Point really is, I'd naturally expect shred to have a recursive mode, why go
against nature? some users always appreciate a consistent way of doing things.

Apparently this is a far more cultured and dense mailing list than expected.
Silly me, apologies for not taking the necessary steps before going into PATCH
mode. I should have read that before having you to explain it again.
>> 5) If `find` truly is made to enable recursion for all programs, why 
>> recursion
>> is available for chmod or chgrp, or the plethora of other tools?
> 
> 'chmod' and 'chgrp' have recursion because they affect the recursion
> itself. I can dream up recursion situations where find cannot operate
> unless you change permissions as you go, but the only way to change
> permissions as you go is to do one chmod invocation per name, which is
> inefficient.
> 
> 'du' and 'ls' have recursion because they output a total - if you were
> to break things up by command-line length limits, you would have
> multiple totals.
> 
> 'rm' has recursion even though 'find -delete' does the same, because
> 'find -delete' is a GNU extension not required by the standards.
> 
> The goal is that if 'find -exec +' can do your task, because no
> permissions are being modified by your task and your task has no output
> that would be adversely broken up by multiple max-command-line-length
> invocations, then your task doesn't need builtin recursion.  'shred'
> fits this goal, 'chmod', 'ls', and 'rm' do not.
> 
The act of outputting a total, modifying permissions, or standards that focus on
low level technical particularities is irrelevant. It's the process of working
on multiple items to arrive at a quantifiable result that illustrates the
purposefulness of recursion.

Purpose is what drives my modifications towards shred. If you do work on
multiple files (and that *does* have a high probability), with a simple command
line regular expression (e.g. './*') you are in fact recursing over files of the
first level of depth of the current directory node, which conditionally, having
it recurse on all directory nodes on multiple levels is only an expected
behavior or for the very least having the ability to switch between modes is
always thoughtful. (If you have a robot arm, and it moves only in 2D-space,
moving in 3D-space is not bloat or out of line, it's only an expected behavior,
if unavailable then it is an expected upgrade)

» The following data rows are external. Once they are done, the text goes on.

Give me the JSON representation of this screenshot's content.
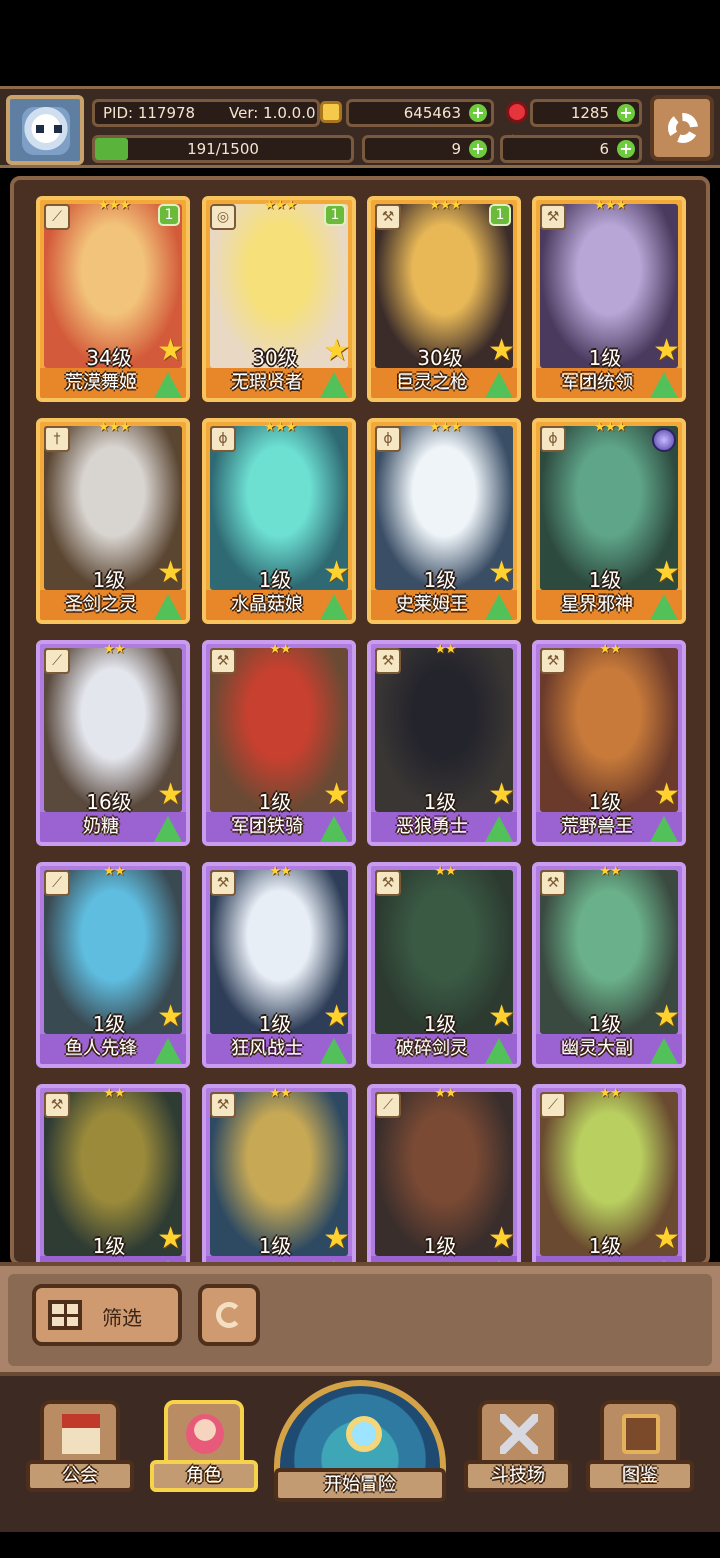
{
  "topbar": {
    "pid": "PID: 117978",
    "version": "Ver: 1.0.0.0",
    "gold": "645463",
    "gems": "1285",
    "exp": "191/1500",
    "exp_fraction": 0.127,
    "clover": "9",
    "tickets": "6"
  },
  "cards": [
    {
      "name": "荒漠舞姬",
      "level": "34级",
      "rarity": 3,
      "badge": "1",
      "class_icon": "bow-icon",
      "colors": [
        "#d35a3a",
        "#f2c37a"
      ]
    },
    {
      "name": "无瑕贤者",
      "level": "30级",
      "rarity": 3,
      "badge": "1",
      "class_icon": "orb-icon",
      "colors": [
        "#e9d9c4",
        "#f6e07a"
      ]
    },
    {
      "name": "巨灵之枪",
      "level": "30级",
      "rarity": 3,
      "badge": "1",
      "class_icon": "axe-icon",
      "colors": [
        "#3b2c2a",
        "#e8b857"
      ]
    },
    {
      "name": "军团统领",
      "level": "1级",
      "rarity": 3,
      "badge": "",
      "class_icon": "axe-icon",
      "colors": [
        "#4a3a5e",
        "#b7a6d6"
      ]
    },
    {
      "name": "圣剑之灵",
      "level": "1级",
      "rarity": 3,
      "badge": "",
      "class_icon": "sword-icon",
      "colors": [
        "#5b4632",
        "#d8d4d0"
      ]
    },
    {
      "name": "水晶菇娘",
      "level": "1级",
      "rarity": 3,
      "badge": "",
      "class_icon": "staff-icon",
      "colors": [
        "#2f6a74",
        "#6de0d2"
      ]
    },
    {
      "name": "史莱姆王",
      "level": "1级",
      "rarity": 3,
      "badge": "",
      "class_icon": "staff-icon",
      "colors": [
        "#3a4e66",
        "#eef4f8"
      ]
    },
    {
      "name": "星界邪神",
      "level": "1级",
      "rarity": 3,
      "badge": "",
      "class_icon": "staff-icon",
      "colors": [
        "#2d4a3e",
        "#5fa58a"
      ]
    },
    {
      "name": "奶糖",
      "level": "16级",
      "rarity": 2,
      "badge": "",
      "class_icon": "bow-icon",
      "colors": [
        "#5a4a3e",
        "#e4e6ee"
      ]
    },
    {
      "name": "军团铁骑",
      "level": "1级",
      "rarity": 2,
      "badge": "",
      "class_icon": "axe-icon",
      "colors": [
        "#6a4a34",
        "#c8402f"
      ]
    },
    {
      "name": "恶狼勇士",
      "level": "1级",
      "rarity": 2,
      "badge": "",
      "class_icon": "axe-icon",
      "colors": [
        "#3a3634",
        "#24242c"
      ]
    },
    {
      "name": "荒野兽王",
      "level": "1级",
      "rarity": 2,
      "badge": "",
      "class_icon": "axe-icon",
      "colors": [
        "#6a3a2a",
        "#c77a3a"
      ]
    },
    {
      "name": "鱼人先锋",
      "level": "1级",
      "rarity": 2,
      "badge": "",
      "class_icon": "bow-icon",
      "colors": [
        "#3a4a52",
        "#5fbde0"
      ]
    },
    {
      "name": "狂风战士",
      "level": "1级",
      "rarity": 2,
      "badge": "",
      "class_icon": "axe-icon",
      "colors": [
        "#2e3e58",
        "#e8eef6"
      ]
    },
    {
      "name": "破碎剑灵",
      "level": "1级",
      "rarity": 2,
      "badge": "",
      "class_icon": "axe-icon",
      "colors": [
        "#2c3a30",
        "#3a5a44"
      ]
    },
    {
      "name": "幽灵大副",
      "level": "1级",
      "rarity": 2,
      "badge": "",
      "class_icon": "axe-icon",
      "colors": [
        "#3a4a40",
        "#6ab08a"
      ]
    },
    {
      "name": "",
      "level": "1级",
      "rarity": 2,
      "badge": "",
      "class_icon": "axe-icon",
      "colors": [
        "#2f3c34",
        "#9a8a3a"
      ]
    },
    {
      "name": "",
      "level": "1级",
      "rarity": 2,
      "badge": "",
      "class_icon": "axe-icon",
      "colors": [
        "#2e4a62",
        "#c7a955"
      ]
    },
    {
      "name": "",
      "level": "1级",
      "rarity": 2,
      "badge": "",
      "class_icon": "bow-icon",
      "colors": [
        "#3a2e2c",
        "#7a4a34"
      ]
    },
    {
      "name": "",
      "level": "1级",
      "rarity": 2,
      "badge": "",
      "class_icon": "bow-icon",
      "colors": [
        "#6a4a30",
        "#b9d060"
      ]
    }
  ],
  "filter": {
    "label": "筛选"
  },
  "nav": {
    "guild": "公会",
    "characters": "角色",
    "adventure": "开始冒险",
    "arena": "斗技场",
    "codex": "图鉴"
  }
}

> Adding recursion to coreutils is NOT done lightly.  You can still manage
> to convince me that 'shred' fits one of the exceptions I listed above
> for needing built-in recursion, but the burden is on you to do so, and
> so far you have not convinced me.
Before taking a dive at coreutils source code, which was my very first time, I
always enjoyed just using the *functionalities* it does provide, I knew how they
do work at very low level details, but this is not the drive behind using them.
It's simply the desired quantifiable result. The low level technical
particularities are almost always expected to be abstracted away from usage.
> 
> Finally, if you DO manage to convince me, then we would need copyright
> assignment before your patch could be applied.
> 
Should I use `assign.change.manual`? if so which email I should be sending this
to, after signing it? That of course if I did convince you.